Result: Stability of DoRA + efficiency of VeRA = best of both worlds!

GetParameters()

Gets the current parameters as a vector.

public override Vector<T> GetParameters()

Returns

Vector<T>

Vector containing all DVoRA parameters (magnitude, d, b).

InitializeSharedMatrices(int, int, int, int?)

public static void InitializeSharedMatrices(int inputSize, int outputSize, int rank, int? seed = null)

Parameters

inputSize int
outputSize int
rank int
seed int?

MergeToOriginalLayer()

Merges the DVoRA adaptation into the base layer and returns the merged layer.

public override ILayer<T> MergeToOriginalLayer()

Returns

ILayer<T>

A new layer with DVoRA weights merged into the base layer's weights.

Remarks

This method creates a final layer with the DVoRA adaptations baked in. The merged weights combine DoRA's magnitude-direction decomposition with VeRA's adaptation: W' = m * normalize(d + VeRA_contribution)

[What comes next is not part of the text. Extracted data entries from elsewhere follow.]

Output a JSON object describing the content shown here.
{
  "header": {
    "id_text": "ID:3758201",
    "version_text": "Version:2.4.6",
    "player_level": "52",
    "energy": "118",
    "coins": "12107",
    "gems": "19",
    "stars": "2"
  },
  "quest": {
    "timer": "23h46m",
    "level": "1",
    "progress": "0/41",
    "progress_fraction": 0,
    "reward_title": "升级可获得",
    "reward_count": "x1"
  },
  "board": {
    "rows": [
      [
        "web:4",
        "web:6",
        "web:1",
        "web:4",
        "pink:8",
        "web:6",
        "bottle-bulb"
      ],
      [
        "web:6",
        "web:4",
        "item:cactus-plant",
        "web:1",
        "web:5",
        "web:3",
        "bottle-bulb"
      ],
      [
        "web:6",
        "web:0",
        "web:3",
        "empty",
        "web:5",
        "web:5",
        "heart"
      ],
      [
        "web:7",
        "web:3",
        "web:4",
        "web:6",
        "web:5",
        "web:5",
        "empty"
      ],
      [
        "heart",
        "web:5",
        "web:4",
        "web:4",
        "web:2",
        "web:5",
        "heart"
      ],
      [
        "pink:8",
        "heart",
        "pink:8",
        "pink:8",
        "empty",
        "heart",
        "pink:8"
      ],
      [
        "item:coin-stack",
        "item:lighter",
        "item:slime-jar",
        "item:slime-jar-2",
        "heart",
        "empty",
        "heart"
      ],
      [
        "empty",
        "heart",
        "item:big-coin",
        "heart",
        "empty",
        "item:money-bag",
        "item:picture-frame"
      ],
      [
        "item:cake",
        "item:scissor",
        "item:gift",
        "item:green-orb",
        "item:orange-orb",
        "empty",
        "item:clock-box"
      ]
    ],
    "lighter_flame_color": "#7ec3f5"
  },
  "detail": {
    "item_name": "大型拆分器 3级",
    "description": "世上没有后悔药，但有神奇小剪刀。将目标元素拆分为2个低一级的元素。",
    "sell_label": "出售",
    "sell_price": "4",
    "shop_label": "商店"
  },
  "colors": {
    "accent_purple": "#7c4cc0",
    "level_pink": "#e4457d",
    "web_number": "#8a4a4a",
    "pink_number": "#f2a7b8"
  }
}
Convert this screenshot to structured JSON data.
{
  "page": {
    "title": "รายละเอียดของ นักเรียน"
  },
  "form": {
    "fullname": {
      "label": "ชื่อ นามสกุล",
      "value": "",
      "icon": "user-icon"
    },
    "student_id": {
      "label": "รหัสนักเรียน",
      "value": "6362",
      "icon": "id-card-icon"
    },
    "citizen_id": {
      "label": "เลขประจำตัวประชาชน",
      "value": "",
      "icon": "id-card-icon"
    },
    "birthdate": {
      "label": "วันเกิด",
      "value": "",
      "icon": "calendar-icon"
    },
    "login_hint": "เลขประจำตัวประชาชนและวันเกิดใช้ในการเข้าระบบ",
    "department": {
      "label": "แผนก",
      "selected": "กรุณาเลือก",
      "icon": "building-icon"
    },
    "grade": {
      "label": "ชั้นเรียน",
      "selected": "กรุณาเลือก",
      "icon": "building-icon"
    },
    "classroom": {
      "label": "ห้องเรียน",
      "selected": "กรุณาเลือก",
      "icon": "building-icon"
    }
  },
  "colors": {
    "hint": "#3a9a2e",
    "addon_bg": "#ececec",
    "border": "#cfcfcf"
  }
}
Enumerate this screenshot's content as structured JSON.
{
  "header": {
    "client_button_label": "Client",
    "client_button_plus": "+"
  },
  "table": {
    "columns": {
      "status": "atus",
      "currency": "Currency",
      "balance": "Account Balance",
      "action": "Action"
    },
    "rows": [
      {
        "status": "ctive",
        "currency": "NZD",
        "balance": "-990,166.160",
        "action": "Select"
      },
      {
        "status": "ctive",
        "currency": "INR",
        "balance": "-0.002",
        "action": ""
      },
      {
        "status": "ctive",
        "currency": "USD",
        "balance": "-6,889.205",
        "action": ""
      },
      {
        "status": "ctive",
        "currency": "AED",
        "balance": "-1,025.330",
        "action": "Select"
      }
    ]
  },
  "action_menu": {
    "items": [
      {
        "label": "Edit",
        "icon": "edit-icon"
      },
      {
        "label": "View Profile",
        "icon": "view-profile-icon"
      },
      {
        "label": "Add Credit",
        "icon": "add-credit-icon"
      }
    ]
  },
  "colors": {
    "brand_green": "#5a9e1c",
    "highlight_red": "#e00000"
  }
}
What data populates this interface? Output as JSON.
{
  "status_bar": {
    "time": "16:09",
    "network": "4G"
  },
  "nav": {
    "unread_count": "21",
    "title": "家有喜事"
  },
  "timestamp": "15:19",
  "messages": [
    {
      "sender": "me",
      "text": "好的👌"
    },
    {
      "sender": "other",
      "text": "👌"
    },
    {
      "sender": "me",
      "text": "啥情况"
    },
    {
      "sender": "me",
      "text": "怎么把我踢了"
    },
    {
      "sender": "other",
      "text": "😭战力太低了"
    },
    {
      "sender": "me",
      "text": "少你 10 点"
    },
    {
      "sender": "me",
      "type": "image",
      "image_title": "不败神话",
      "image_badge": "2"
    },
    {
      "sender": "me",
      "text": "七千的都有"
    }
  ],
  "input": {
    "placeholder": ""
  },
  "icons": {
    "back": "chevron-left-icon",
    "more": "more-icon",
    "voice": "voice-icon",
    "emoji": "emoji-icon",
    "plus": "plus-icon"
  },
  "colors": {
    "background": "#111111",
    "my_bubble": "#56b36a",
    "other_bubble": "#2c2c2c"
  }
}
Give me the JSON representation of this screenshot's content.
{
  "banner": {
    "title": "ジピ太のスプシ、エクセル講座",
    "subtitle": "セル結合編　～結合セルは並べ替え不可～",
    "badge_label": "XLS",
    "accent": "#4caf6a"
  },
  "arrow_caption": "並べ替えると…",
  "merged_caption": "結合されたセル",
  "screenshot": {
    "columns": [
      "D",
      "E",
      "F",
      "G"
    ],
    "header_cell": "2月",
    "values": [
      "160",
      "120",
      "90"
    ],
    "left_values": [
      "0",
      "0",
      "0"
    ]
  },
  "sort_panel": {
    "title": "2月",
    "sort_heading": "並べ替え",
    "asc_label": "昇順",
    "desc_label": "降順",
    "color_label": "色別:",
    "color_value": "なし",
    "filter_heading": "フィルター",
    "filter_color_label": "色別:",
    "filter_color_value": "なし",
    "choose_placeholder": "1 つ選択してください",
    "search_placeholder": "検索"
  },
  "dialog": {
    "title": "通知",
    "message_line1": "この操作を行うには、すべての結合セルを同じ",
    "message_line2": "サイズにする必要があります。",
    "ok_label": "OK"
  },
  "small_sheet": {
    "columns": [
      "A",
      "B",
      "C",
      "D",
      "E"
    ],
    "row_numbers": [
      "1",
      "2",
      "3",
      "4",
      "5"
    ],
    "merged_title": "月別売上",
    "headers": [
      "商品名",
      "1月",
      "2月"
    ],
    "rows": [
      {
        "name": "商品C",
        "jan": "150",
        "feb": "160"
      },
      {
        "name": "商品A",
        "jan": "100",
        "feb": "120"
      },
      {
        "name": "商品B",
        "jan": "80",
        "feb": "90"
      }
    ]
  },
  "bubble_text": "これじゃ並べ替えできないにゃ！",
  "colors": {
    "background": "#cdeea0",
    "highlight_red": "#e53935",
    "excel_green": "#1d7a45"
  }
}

For Beginners: This "bakes in" your DVoRA adaptation for deployment.

After training with DVoRA, you probably want to deploy a simpler model without all the DVoRA machinery. This method creates that simpler model by:

  1. Computing the VeRA contribution to direction
  2. Adding it to the base direction
  3. Normalizing the result (DoRA)
  4. Multiplying by magnitude (DoRA)
  5. Creating a new layer with these merged weights

The result is a standard layer that behaves like your DVoRA-adapted model but is faster to run because it doesn't need the DVoRA computation at runtime.

Exceptions

InvalidOperationException

Thrown when the base layer type is not supported for merging.

ResetSharedMatrices()

Resets the shared matrices (useful for testing or reinitializing).

public static void ResetSharedMatrices()

ResetState()

Resets the internal state of the DVoRA adapter.

public override void ResetState()

SetParameters(Vector<T>)

Sets the layer parameters from a vector.

public override void SetParameters(Vector<T> parameters)

Parameters

parameters Vector<T>

Vector containing all parameters.

UpdateParameters(T)

Updates parameters using the specified learning rate.

public override void UpdateParameters(T learningRate)

Parameters

learningRate T

The learning rate for parameter updates.